An anthropologist at Rutgers University, Dr. Helen Fisher, surveyed people who said they were in love. 20 percent of the men and 12 percent of the women disagreed with the statement "Being sexually faithful is important when you are in love." The conclusion is that while monogamy is the officially approved form of mating in the United States, a significant minority of maybe 10 percent of women and 20 percent of men, disagree.

So perhaps, the situation my friend found herself in is much more common than we expect. As for me, there's no way I can do the right thing. If I talk I break her confidence.* If I don't talk I participate in her deception. The only solution--get her to talk to her husband.

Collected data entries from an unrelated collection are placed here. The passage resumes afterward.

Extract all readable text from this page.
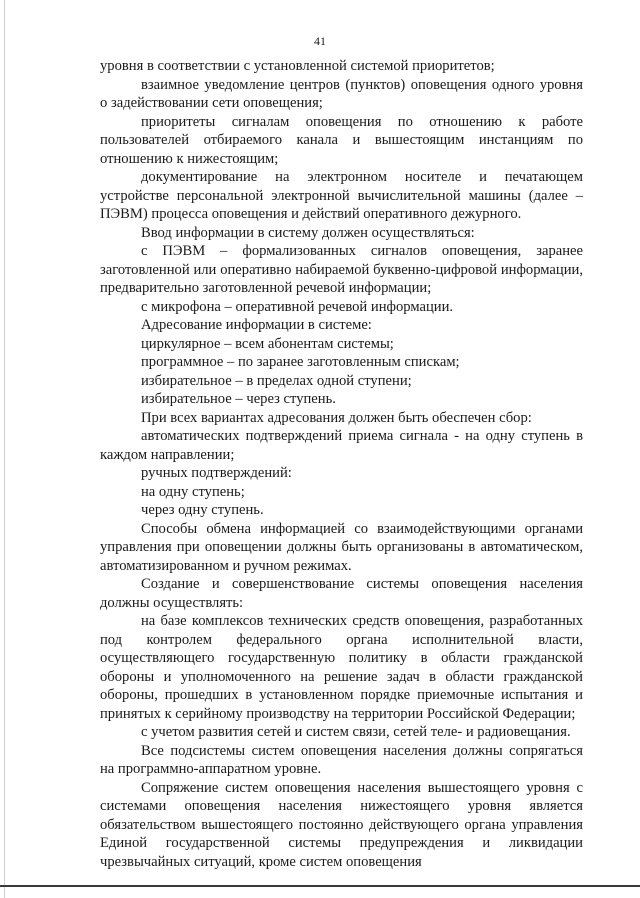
41

уровня в соответствии с установленной системой приоритетов;

взаимное уведомление центров (пунктов) оповещения одного уровня о задействовании сети оповещения;

приоритеты сигналам оповещения по отношению к работе пользователей отбираемого канала и вышестоящим инстанциям по отношению к нижестоящим;

документирование на электронном носителе и печатающем устройстве персональной электронной вычислительной машины (далее – ПЭВМ) процесса оповещения и действий оперативного дежурного.

Ввод информации в систему должен осуществляться:

с ПЭВМ – формализованных сигналов оповещения, заранее заготовленной или оперативно набираемой буквенно-цифровой информации, предварительно заготовленной речевой информации;

с микрофона – оперативной речевой информации.

Адресование информации в системе:

циркулярное – всем абонентам системы;

программное – по заранее заготовленным спискам;

избирательное – в пределах одной ступени;

избирательное – через ступень.

При всех вариантах адресования должен быть обеспечен сбор:

автоматических подтверждений приема сигнала - на одну ступень в каждом направлении;

ручных подтверждений:

на одну ступень;

через одну ступень.

Способы обмена информацией со взаимодействующими органами управления при оповещении должны быть организованы в автоматическом, автоматизированном и ручном режимах.

Создание и совершенствование системы оповещения населения должны осуществлять:

на базе комплексов технических средств оповещения, разработанных под контролем федерального органа исполнительной власти, осуществляющего государственную политику в области гражданской обороны и уполномоченного на решение задач в области гражданской обороны, прошедших в установленном порядке приемочные испытания и принятых к серийному производству на территории Российской Федерации;

с учетом развития сетей и систем связи, сетей теле- и радиовещания.

Все подсистемы систем оповещения населения должны сопрягаться на программно-аппаратном уровне.

Сопряжение систем оповещения населения вышестоящего уровня с системами оповещения населения нижестоящего уровня является обязательством вышестоящего постоянно действующего органа управления Единой государственной системы предупреждения и ликвидации чрезвычайных ситуаций, кроме систем оповещения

And I'm not the only one who had to struggle with this situation. In 1994, the Committee on Assessing Genetic Risks of the Institute of Medicine published their recommendations regarding the ethical issues raised by advances in genetics. One of the Committee's recommendations was to inform women when test results revealed misattributed paternity, but not to disclose this information to the women's partners. The Committee's reason for withholding such information was that "genetic testing should not be used in ways that disrupt families". Others, of course, disagree and feel that non-disclosure to the male partner is unethical.

In life, sometimes there are no pretty solutions.

For those of you interested in reading more, click here.

*(And no, this blog doesn't qualify as talking, since I have disguised the details.)